The cop was running out of steam, a few yards more and he was bent over, heaving for breath. The kid looked round, running more slowly now, heading across the field into the bright sun. He looked around again. We waved and shouted to him. He saw us and waved back, then ran on again, silhouetted and getting smaller and smaller until he could hardly be seen against the last crimson scarves of light.
I decided to buy the trumpet after all. When I called round at Steranko’s to pick it up I found only Foomie sitting on the floor of the Blue Room with a mug of tea steaming beside her, reading. She was wearing one of Steranko’s sweaters.
‘Stay and have some tea,’ she said smiling.
‘I’m not disturbing you?’
‘It’s nice to see you. I don’t know where Steranko is.’

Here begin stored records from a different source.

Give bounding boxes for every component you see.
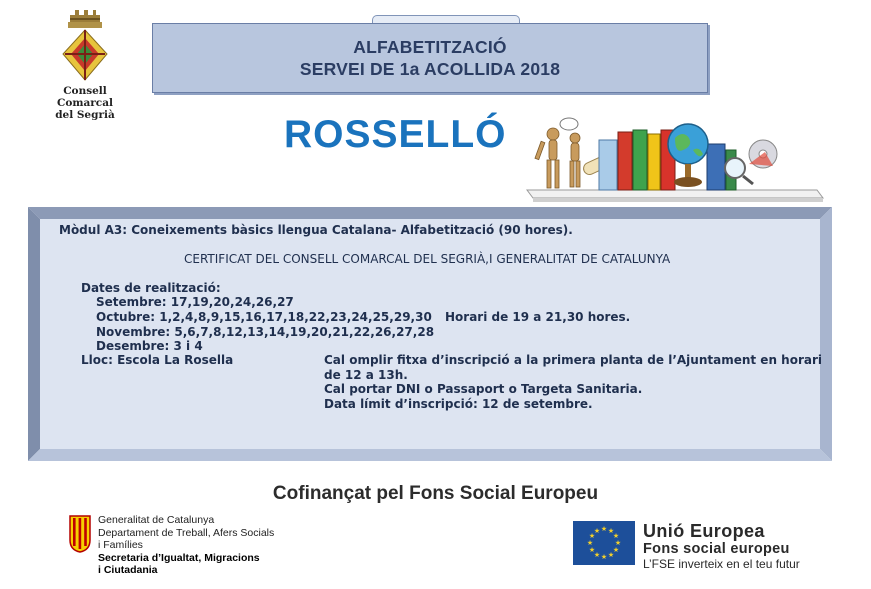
dates-month: Novembre: (96, 325, 171, 339)
generalitat-text (98, 514, 274, 577)
eu-line3: L’FSE inverteix en el teu futur (643, 557, 800, 571)
generalitat-emblem-icon (68, 514, 92, 554)
dates-days: 1,2,4,8,9,15,16,17,18,22,23,24,25,29,30 (159, 310, 432, 324)
eu-text (643, 521, 800, 571)
banner-subtitle: SERVEI DE 1a ACOLLIDA 2018 (299, 59, 561, 79)
eu-line1: Unió Europea (643, 521, 765, 541)
schedule-text: Horari de 19 a 21,30 hores. (444, 310, 631, 324)
svg-text:★: ★ (607, 551, 615, 559)
generalitat-line: i Famílies (98, 539, 143, 551)
town-title: ROSSELLÓ (284, 113, 507, 156)
eu-logo (573, 521, 833, 571)
generalitat-logo (68, 513, 275, 583)
svg-text:★: ★ (607, 527, 615, 535)
title-banner (152, 23, 708, 93)
generalitat-line: Secretaria d’Igualtat, Migracions (98, 551, 260, 564)
consell-comarcal-logo (40, 8, 130, 121)
place-text: Lloc: Escola La Rosella (81, 353, 234, 367)
svg-text:★: ★ (588, 546, 596, 554)
coat-of-arms-icon (61, 8, 109, 83)
dates-row (96, 339, 203, 354)
logo-text-line1: Consell Comarcal (57, 85, 113, 109)
certificate-text: CERTIFICAT DEL CONSELL COMARCAL DEL SEGRIÀ,I GENERALITAT DE CATALUNYA (184, 252, 671, 266)
dates-month: Desembre: (96, 339, 170, 353)
dates-month: Setembre: (96, 295, 167, 309)
note-line: de 12 a 13h. (324, 368, 408, 382)
dates-row (96, 325, 434, 340)
eu-flag-icon (573, 521, 635, 565)
dates-month: Octubre: (96, 310, 156, 324)
info-panel (40, 220, 820, 448)
dates-days: 5,6,7,8,12,13,14,19,20,21,22,26,27,28 (174, 325, 435, 339)
svg-text:★: ★ (612, 532, 620, 540)
logo-text-line2: del Segrià (55, 109, 115, 121)
dates-label: Dates de realització: (81, 281, 221, 295)
module-title: Mòdul A3: Coneixements bàsics llengua Catalana- Alfabetització (90 hores). (59, 223, 573, 237)
generalitat-line: Departament de Treball, Afers Socials (98, 526, 275, 539)
note-line: Cal portar DNI o Passaport o Targeta Sanitaria. (324, 382, 643, 396)
cofinancing-text: Cofinançat pel Fons Social Europeu (272, 483, 599, 504)
note-line: Cal omplir fitxa d’inscripció a la primera planta de l’Ajuntament en horari (324, 353, 822, 367)
books-globe-illustration (525, 114, 825, 206)
dates-days: 17,19,20,24,26,27 (170, 295, 294, 309)
eu-line2: Fons social europeu (643, 541, 790, 557)
svg-text:★: ★ (588, 532, 596, 540)
dates-days: 3 i 4 (173, 339, 203, 353)
dates-row (96, 295, 294, 310)
svg-text:★: ★ (593, 551, 601, 559)
banner-title: ALFABETITZACIÓ (353, 37, 507, 57)
svg-text:★: ★ (586, 539, 594, 547)
svg-text:★: ★ (600, 525, 608, 533)
svg-text:★: ★ (614, 539, 622, 547)
generalitat-line: Generalitat de Catalunya (98, 514, 215, 526)
dates-row (96, 310, 630, 325)
svg-text:★: ★ (600, 553, 608, 561)
svg-text:★: ★ (612, 546, 620, 554)
note-line: Data límit d’inscripció: 12 de setembre. (324, 397, 593, 411)
svg-text:★: ★ (593, 527, 601, 535)
generalitat-line: i Ciutadania (98, 564, 158, 576)
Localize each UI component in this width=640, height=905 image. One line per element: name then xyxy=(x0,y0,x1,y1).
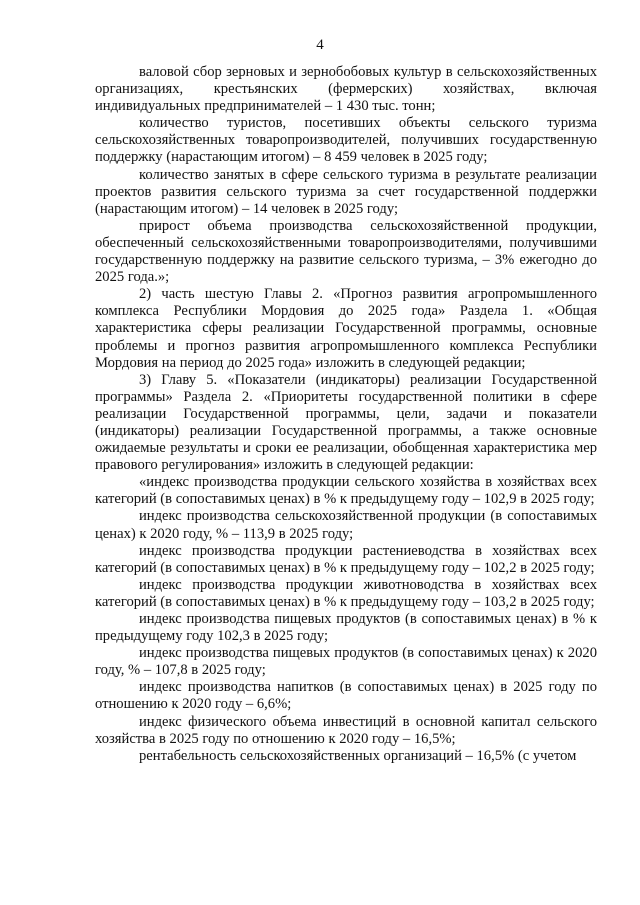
paragraph: индекс физического объема инвестиций в основной капитал сельского хозяйства в 2025 году по отношению к 2020 году – 16,5%; xyxy=(95,713,597,747)
paragraph: 3) Главу 5. «Показатели (индикаторы) реализации Государственной программы» Раздела 2. «Приоритеты государственной политики в сфере реализации Государственной программы, цели, задачи и показатели (индикаторы) реализации Государственной программы, а также основные ожидаемые результаты и сроки ее реализации, обобщенная характеристика мер правового регулирования» изложить в следующей редакции: xyxy=(95,371,597,474)
document-body xyxy=(95,64,597,765)
paragraph: индекс производства напитков (в сопоставимых ценах) в 2025 году по отношению к 2020 году – 6,6%; xyxy=(95,679,597,713)
paragraph: «индекс производства продукции сельского хозяйства в хозяйствах всех категорий (в сопоставимых ценах) в % к предыдущему году – 102,9 в 2025 году; xyxy=(95,474,597,508)
page-number: 4 xyxy=(316,37,324,53)
paragraph: индекс производства пищевых продуктов (в сопоставимых ценах) к 2020 году, % – 107,8 в 2025 году; xyxy=(95,645,597,679)
paragraph: количество туристов, посетивших объекты сельского туризма сельскохозяйственных товаропроизводителей, получивших государственную поддержку (нарастающим итогом) – 8 459 человек в 2025 году; xyxy=(95,115,597,166)
paragraph: индекс производства продукции животноводства в хозяйствах всех категорий (в сопоставимых ценах) в % к предыдущему году – 103,2 в 2025 году; xyxy=(95,576,597,610)
paragraph: индекс производства пищевых продуктов (в сопоставимых ценах) в % к предыдущему году 102,3 в 2025 году; xyxy=(95,611,597,645)
paragraph: 2) часть шестую Главы 2. «Прогноз развития агропромышленного комплекса Республики Мордовия до 2025 года» Раздела 1. «Общая характеристика сферы реализации Государственной программы, основные проблемы и прогноз развития агропромышленного комплекса Республики Мордовия на период до 2025 года» изложить в следующей редакции; xyxy=(95,286,597,371)
paragraph: индекс производства сельскохозяйственной продукции (в сопоставимых ценах) к 2020 году, % – 113,9 в 2025 году; xyxy=(95,508,597,542)
paragraph: количество занятых в сфере сельского туризма в результате реализации проектов развития сельского туризма за счет государственной поддержки (нарастающим итогом) – 14 человек в 2025 году; xyxy=(95,166,597,217)
paragraph: индекс производства продукции растениеводства в хозяйствах всех категорий (в сопоставимых ценах) в % к предыдущему году – 102,2 в 2025 году; xyxy=(95,542,597,576)
paragraph: прирост объема производства сельскохозяйственной продукции, обеспеченный сельскохозяйственными товаропроизводителями, получившими государственную поддержку на развитие сельского туризма, – 3% ежегодно до 2025 года.»; xyxy=(95,217,597,286)
paragraph: валовой сбор зерновых и зернобобовых культур в сельскохозяйственных организациях, крестьянских (фермерских) хозяйствах, включая индивидуальных предпринимателей – 1 430 тыс. тонн; xyxy=(95,64,597,115)
paragraph: рентабельность сельскохозяйственных организаций – 16,5% (с учетом xyxy=(139,747,577,764)
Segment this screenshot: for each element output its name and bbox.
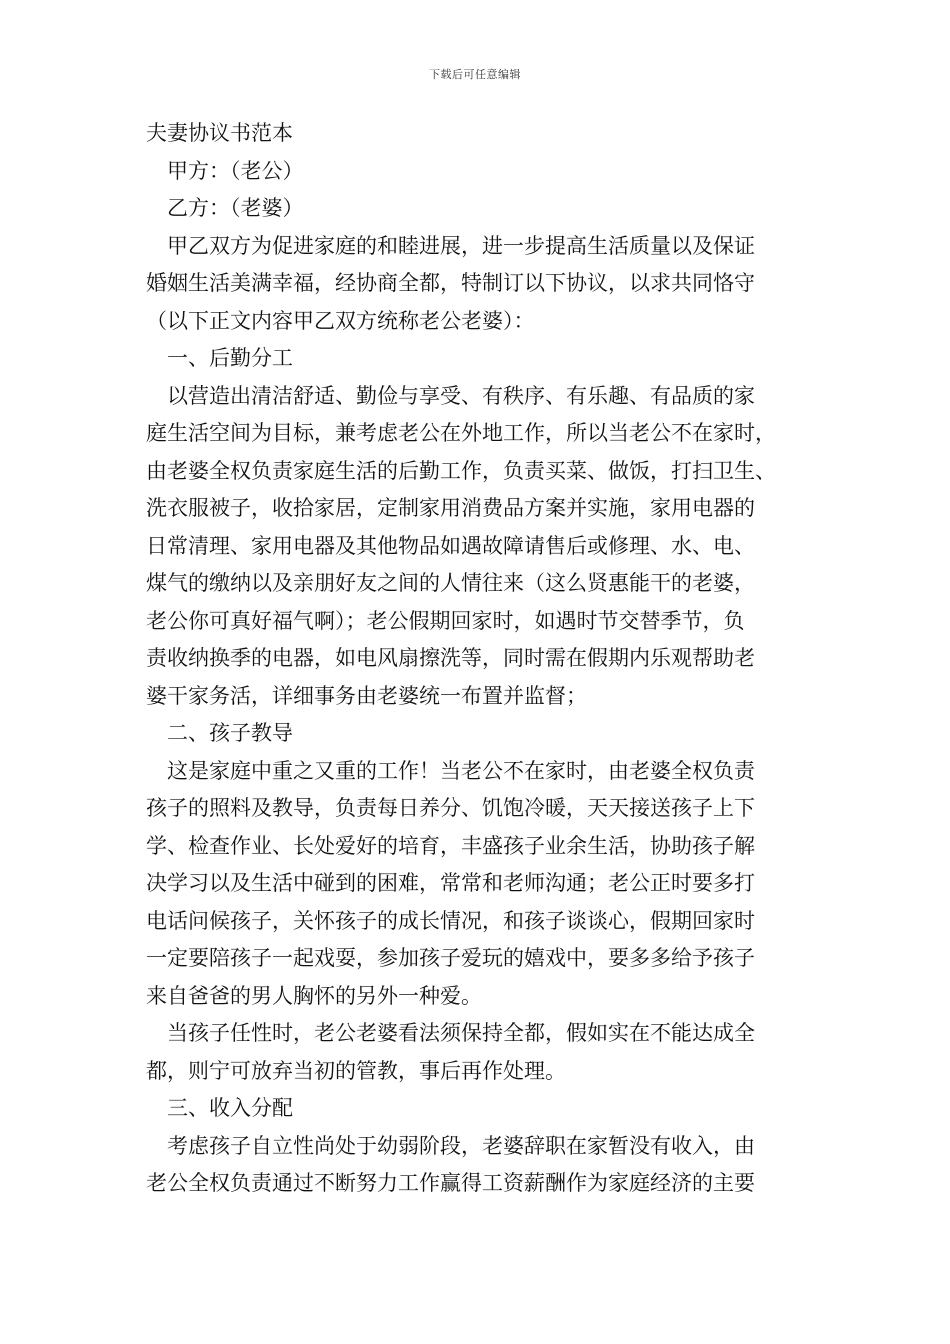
text-line: （以下正文内容甲乙双方统称老公老婆）： xyxy=(146,308,535,333)
text-line: 洗衣服被子，收拾家居，定制家用消费品方案并实施，家用电器的 xyxy=(146,496,755,520)
text-line: 来自爸爸的男人胸怀的另外一种爱。 xyxy=(146,983,482,1008)
text-line: 庭生活空间为目标，兼考虑老公在外地工作，所以当老公不在家时， xyxy=(146,421,776,445)
section-heading: 二、孩子教导 xyxy=(167,721,293,745)
text-line: 都，则宁可放弃当初的管教，事后再作处理。 xyxy=(146,1058,566,1083)
party-b-line: 乙方：（老婆） xyxy=(167,196,304,220)
text-line: 老公你可真好福气啊）；老公假期回家时，如遇时节交替季节，负 xyxy=(146,608,745,633)
text-line: 孩子的照料及教导，负责每日养分、饥饱冷暖，天天接送孩子上下 xyxy=(146,796,755,820)
text-line: 一定要陪孩子一起戏耍，参加孩子爱玩的嬉戏中，要多多给予孩子 xyxy=(146,946,755,970)
text-line: 由老婆全权负责家庭生活的后勤工作，负责买菜、做饭，打扫卫生、 xyxy=(146,458,776,483)
text-line: 当孩子任性时，老公老婆看法须保持全都，假如实在不能达成全 xyxy=(167,1021,755,1045)
text-line: 这是家庭中重之又重的工作！当老公不在家时，由老婆全权负责 xyxy=(167,758,755,783)
document-body xyxy=(146,115,810,1203)
text-line: 电话问候孩子，关怀孩子的成长情况，和孩子谈谈心，假期回家时 xyxy=(146,908,755,933)
party-a-line: 甲方：（老公） xyxy=(167,158,304,183)
text-line: 学、检查作业、长处爱好的培育，丰盛孩子业余生活，协助孩子解 xyxy=(146,833,755,858)
text-line: 婚姻生活美满幸福，经协商全都，特制订以下协议，以求共同恪守 xyxy=(146,271,755,295)
text-line: 决学习以及生活中碰到的困难，常常和老师沟通；老公正时要多打 xyxy=(146,871,755,895)
text-line: 老公全权负责通过不断努力工作赢得工资薪酬作为家庭经济的主要 xyxy=(146,1171,755,1195)
text-line: 以营造出清洁舒适、勤俭与享受、有秩序、有乐趣、有品质的家 xyxy=(167,383,755,408)
section-heading: 三、收入分配 xyxy=(167,1096,293,1120)
text-line: 甲乙双方为促进家庭的和睦进展，进一步提高生活质量以及保证 xyxy=(167,233,755,258)
text-line: 考虑孩子自立性尚处于幼弱阶段，老婆辞职在家暂没有收入，由 xyxy=(167,1133,755,1158)
page-header-note: 下载后可任意编辑 xyxy=(429,68,521,81)
document-title: 夫妻协议书范本 xyxy=(146,121,293,145)
text-line: 责收纳换季的电器，如电风扇擦洗等，同时需在假期内乐观帮助老 xyxy=(146,646,755,670)
text-line: 婆干家务活，详细事务由老婆统一布置并监督； xyxy=(146,683,587,708)
text-line: 煤气的缴纳以及亲朋好友之间的人情往来（这么贤惠能干的老婆， xyxy=(146,571,755,595)
text-line: 日常清理、家用电器及其他物品如遇故障请售后或修理、水、电、 xyxy=(146,533,755,558)
section-heading: 一、后勤分工 xyxy=(167,346,293,370)
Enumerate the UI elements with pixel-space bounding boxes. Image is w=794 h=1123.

Foomie’s hair was tied up tight in a bun. She was wearing jeans and faded red socks. It was odd seeing her in one of Steranko’s favourite sweaters. While Foomie made more tea I trotted up to Steranko’s room and brought down the trumpet.
The Blue Room was the main living-room of Steranko’s house, so-called because of the painted blue floorboards and the pale blue walls. There was nothing in it except a fire and a small stereo. Foomie put on a record of Flamenco guitar. I poured the tea and opened a packet of biscuits. I took the trumpet from its case and fiddled around with the valves.
‘D’you think you’ll learn to play?’
‘I doubt it.’
We spoke in that relaxed and highly conventionalised way that the friend’s lover and the lover’s friend tend to when they find themselves alone. We were eager to like each other and laughed too quickly at each other’s jokes. We talked about Freddie and about Belinda but the conversation was all the time revolving around Steranko. He both restricted our intimacy and made it possible. There were all sorts of other things we could have said and we avoided all of them.
Instead, Foomie asked what I wanted to do, what kind of work I wanted. I said I didn’t know, that for as long as I could remember I had been living from one conversation to the next, going nowhere slowly.